What is Multimodal CoT, and how is it different from plain CoT?

Zhang et al. 2023 — fuse text and vision into a two-stage CoT framework. Stage one generates a rationale from the multimodal input; stage two uses that rationale plus the original input to infer the answer. Plain CoT only sees text and breaks on physics, geometry or chart questions with figures; Multimodal CoT forces the model to describe the image before reasoning, and hallucination rates fall sharply.

Can a 1B-parameter Multimodal CoT really beat GPT-3.5?

On ScienceQA, yes. The paper reports GPT-3.5 (CoT) at 75.17%, GPT-4 (CoT) at 83.99%, Multimodal CoT (1B model) at 84.91% — a 1B model edges out 175B GPT-4. ScienceQA is image-heavy, so a text-only LLM has to hallucinate the visuals, while a small model wired for visual fusion plays to its strength.

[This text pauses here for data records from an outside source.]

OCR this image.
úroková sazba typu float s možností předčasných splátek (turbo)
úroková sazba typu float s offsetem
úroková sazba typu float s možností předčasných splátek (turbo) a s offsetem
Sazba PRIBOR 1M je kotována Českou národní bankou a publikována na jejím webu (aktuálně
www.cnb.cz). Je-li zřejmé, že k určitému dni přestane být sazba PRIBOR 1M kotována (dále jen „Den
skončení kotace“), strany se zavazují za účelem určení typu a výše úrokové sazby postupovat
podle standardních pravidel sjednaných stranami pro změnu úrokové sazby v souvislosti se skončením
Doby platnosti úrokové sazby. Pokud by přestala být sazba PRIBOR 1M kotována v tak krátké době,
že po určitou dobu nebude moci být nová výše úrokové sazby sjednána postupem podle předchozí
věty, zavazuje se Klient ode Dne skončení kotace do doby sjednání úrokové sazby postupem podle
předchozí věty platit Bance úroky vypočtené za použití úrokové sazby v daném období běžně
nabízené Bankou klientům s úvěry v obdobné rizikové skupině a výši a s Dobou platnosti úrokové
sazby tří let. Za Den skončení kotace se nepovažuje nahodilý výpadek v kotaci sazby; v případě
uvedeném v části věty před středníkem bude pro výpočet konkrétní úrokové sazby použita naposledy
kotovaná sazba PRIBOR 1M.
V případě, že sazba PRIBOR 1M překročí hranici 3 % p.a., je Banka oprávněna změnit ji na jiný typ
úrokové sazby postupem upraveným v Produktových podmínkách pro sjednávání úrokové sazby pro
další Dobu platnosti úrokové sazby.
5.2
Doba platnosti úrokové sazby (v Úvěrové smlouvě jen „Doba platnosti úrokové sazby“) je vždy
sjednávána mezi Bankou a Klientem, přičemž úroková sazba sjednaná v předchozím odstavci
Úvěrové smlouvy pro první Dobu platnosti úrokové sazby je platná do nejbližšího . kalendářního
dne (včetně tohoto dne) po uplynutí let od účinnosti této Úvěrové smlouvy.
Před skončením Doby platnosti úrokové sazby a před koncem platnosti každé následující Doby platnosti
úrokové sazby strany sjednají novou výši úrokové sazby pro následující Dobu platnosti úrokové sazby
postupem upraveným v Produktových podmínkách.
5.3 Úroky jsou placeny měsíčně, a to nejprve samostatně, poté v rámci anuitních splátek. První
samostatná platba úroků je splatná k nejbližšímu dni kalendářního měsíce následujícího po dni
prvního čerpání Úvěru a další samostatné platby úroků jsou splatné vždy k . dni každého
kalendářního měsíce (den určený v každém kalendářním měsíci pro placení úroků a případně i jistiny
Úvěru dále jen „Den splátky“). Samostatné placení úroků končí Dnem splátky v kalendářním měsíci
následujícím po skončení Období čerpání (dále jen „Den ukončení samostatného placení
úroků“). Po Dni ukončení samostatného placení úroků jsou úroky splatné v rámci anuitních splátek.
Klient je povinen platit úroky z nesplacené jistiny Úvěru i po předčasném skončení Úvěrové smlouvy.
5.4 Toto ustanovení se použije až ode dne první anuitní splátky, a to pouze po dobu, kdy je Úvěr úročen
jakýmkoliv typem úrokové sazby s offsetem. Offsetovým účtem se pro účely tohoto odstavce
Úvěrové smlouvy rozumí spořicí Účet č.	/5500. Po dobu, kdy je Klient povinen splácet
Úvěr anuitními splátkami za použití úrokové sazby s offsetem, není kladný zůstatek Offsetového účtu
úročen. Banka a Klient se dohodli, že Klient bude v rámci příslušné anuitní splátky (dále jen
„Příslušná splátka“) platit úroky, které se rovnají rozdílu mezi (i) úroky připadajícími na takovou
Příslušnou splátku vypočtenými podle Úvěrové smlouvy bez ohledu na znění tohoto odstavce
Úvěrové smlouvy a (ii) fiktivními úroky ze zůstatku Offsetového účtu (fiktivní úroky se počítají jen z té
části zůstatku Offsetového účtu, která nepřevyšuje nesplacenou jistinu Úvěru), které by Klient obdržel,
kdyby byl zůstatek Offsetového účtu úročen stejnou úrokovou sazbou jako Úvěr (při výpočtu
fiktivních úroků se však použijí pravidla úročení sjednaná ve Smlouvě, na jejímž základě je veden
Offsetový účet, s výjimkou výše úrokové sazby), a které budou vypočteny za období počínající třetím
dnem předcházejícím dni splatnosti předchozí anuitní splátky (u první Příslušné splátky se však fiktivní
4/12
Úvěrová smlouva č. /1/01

Why is Multimodal CoT's two-stage setup stronger than one stage?

The paper shows two-stage beats one-stage by 16% in accuracy. Reason: the rationale acts as a bridge that forces the model to verbalise the visual content (what it actually sees in the image) before inferring the answer. In a one-stage setup, visual features get drowned out by the language modality; splitting it makes the visual signal explicit in the reasoning chain.

Does Multimodal CoT actually reduce hallucinations?

Substantially. The paper measures roughly 65% hallucination rate in text-only CoT rationales — the model invents content not in the image (calling a right triangle "equilateral"). Add the visual modality and the rate drops sharply, because the model now anchors on ViT-extracted features instead of imagining what the image might contain.

How do I apply Multimodal CoT on GPT-4V / Claude / Gemini?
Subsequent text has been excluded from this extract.